26 Einsätze mussten die Feuerwehren aus Hessisch Lichtenau und den Ortsteilen abarbeiten, darunter auch ein Dachstuhlbrand in Fürstenhagen, den Brand eines Hochstandes bei Walburg und einen Hilfeleistungseinsatz wegen einer liegengebliebenen Straßenbahn zwischen Fürstenhagen und Hessisch Lichtenau.

Der Dachstuhlbrand jedoch wurde viel umfangreicher als zunächst erwartet.
Fast alle Feuerwehren von Kernstadt und der Ortsteile waren bei dem Unwetter im Einsatz als die Alarmierung "F2 - Dachstuhlbrand bestätigt" über die Leitstelle durchgesagt wurde.
Die vielen Einsätze wurden im Stützpunkt Hessisch Lichtenau koordiniert und umgehend wurden Löschfahrzeuge und Drehleiter nach Fürstenhagen geschickt.

Bei Ankunft in der Breslauer Straße schlugen die Flammen bereits aus dem First und dies über fast die gesamte Firstlänge. Ein Trupp unter Atemschutz versuchte sofort das Feuer im Innenangriff zu bekämpfen was aufgrund der Dämmung des Daches nicht gelang. Auch die Brandbekämpfung über den Außenbereich gestaltete sich schwierig, im Lauf der Nacht musste das gesamte Dach geöffnet und immer wieder Glutnester abgelöscht werden. Bis zum Mittwochmorgen, etwa 11:00 Uhr, waren Feuerwehren, Rettungsdienst, Schnelleinsatzgruppe vom DRK, Polizei und weitere Kräfte im Einsatz. Im Verlauf der Arbeiten wurden zusätzlich die Feuerwehren aus Großalmerode, Helsa, Waldkappel, eine zweite Drehleiter aus Witzenhausen sowie die Berufsfeuerwehr Kassel, die Atemschutzgeräte brachte, nachalarmiert.

Ersten Schätzungen zufolge waren etwa 150 Einsatzkräfte vor Ort, der Sachschaden am Gebäude, das durch den Brand vorerst nicht mehr bewohnbar ist, liegt bei rund 150000 Euro.

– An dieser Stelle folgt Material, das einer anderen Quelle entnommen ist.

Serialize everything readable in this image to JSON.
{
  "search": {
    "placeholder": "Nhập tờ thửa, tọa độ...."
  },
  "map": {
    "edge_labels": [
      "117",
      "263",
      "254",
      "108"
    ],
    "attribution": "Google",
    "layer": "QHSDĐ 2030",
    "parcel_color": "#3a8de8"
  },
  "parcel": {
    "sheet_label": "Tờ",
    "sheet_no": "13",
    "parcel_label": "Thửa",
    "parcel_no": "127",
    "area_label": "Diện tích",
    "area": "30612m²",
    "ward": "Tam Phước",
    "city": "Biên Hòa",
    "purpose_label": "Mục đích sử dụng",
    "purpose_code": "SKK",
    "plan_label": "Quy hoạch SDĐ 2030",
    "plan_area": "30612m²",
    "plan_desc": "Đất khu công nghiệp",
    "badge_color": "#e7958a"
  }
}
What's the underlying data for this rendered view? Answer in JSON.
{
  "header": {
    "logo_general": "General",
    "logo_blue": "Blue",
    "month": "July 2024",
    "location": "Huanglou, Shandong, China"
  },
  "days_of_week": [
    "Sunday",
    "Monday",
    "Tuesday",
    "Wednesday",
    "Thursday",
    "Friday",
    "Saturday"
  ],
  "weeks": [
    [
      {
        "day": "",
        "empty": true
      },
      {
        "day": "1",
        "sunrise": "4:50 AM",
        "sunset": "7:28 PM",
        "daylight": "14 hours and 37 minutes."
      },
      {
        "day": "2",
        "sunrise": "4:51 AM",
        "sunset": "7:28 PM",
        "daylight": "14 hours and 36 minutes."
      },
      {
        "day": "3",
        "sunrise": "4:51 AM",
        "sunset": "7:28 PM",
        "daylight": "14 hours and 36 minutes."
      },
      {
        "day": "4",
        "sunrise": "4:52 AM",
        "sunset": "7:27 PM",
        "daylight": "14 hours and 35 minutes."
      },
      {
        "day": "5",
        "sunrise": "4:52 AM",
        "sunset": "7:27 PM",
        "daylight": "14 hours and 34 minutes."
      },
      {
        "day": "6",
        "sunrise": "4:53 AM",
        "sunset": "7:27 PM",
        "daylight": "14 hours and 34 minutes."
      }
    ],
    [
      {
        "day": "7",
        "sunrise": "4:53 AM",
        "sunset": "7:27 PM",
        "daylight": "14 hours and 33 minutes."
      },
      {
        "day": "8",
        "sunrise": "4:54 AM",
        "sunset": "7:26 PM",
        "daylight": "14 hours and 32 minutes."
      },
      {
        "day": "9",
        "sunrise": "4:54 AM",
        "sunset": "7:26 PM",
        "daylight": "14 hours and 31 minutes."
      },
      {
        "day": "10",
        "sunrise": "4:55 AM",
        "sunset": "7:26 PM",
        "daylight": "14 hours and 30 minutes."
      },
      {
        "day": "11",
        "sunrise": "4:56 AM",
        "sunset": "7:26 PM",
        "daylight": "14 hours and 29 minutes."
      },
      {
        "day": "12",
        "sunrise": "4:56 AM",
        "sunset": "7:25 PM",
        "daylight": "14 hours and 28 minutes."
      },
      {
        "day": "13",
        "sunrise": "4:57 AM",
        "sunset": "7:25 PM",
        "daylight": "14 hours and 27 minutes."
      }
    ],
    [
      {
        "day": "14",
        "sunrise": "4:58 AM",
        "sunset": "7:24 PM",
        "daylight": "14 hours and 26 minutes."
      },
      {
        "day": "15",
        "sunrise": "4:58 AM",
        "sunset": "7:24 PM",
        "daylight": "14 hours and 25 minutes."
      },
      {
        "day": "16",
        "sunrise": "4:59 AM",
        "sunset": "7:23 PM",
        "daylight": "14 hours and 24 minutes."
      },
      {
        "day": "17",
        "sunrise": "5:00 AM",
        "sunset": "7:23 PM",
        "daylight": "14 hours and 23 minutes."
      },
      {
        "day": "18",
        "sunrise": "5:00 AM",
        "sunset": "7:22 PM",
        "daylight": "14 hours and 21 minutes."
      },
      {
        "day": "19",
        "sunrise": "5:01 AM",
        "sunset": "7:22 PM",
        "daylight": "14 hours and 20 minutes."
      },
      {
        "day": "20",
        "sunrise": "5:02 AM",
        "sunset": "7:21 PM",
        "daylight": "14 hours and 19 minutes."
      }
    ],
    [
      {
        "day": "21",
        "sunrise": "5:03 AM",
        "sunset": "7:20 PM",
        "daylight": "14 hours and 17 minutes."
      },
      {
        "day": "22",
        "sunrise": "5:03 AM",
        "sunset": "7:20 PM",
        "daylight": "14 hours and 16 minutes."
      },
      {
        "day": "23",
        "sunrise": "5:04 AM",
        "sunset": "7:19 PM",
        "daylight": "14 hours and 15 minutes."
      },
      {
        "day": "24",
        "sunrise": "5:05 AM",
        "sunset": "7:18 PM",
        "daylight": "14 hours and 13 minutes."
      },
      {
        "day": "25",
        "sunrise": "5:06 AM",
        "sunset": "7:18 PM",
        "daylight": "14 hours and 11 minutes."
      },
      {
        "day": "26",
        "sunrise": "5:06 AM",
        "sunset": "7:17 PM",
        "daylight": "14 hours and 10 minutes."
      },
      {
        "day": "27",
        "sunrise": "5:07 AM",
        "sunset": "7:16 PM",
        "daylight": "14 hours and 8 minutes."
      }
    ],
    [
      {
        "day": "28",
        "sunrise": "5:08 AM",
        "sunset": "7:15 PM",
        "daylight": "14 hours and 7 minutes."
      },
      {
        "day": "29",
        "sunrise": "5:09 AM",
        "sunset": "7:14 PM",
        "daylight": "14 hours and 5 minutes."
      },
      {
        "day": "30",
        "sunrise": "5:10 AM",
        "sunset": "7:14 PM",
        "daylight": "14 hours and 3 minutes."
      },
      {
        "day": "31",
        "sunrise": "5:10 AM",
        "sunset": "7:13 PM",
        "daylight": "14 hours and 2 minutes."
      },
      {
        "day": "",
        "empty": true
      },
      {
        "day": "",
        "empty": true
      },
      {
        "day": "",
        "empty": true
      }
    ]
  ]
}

Die Arbeit der Feuerwehren ist damit allerdings noch nicht beendet, das beim Einsatz benutze Gerät muss wieder gereinigt, Atemschutzflaschen befüllt und die Fahrzeuge neu bestückt werden.

 


Am Nachmittag des 08. Juli, etwa einen Tag nach dem Brand, hatte die Feuerwehr Hessisch Lichtenau Besuch von der zweit jüngsten Tochter der vom Brand betroffenen Familie. Romy hat für die Feuerwehrleute ein Bild gemalt und sich nicht nehmen lassen, es persönlich vorbei zu bringen.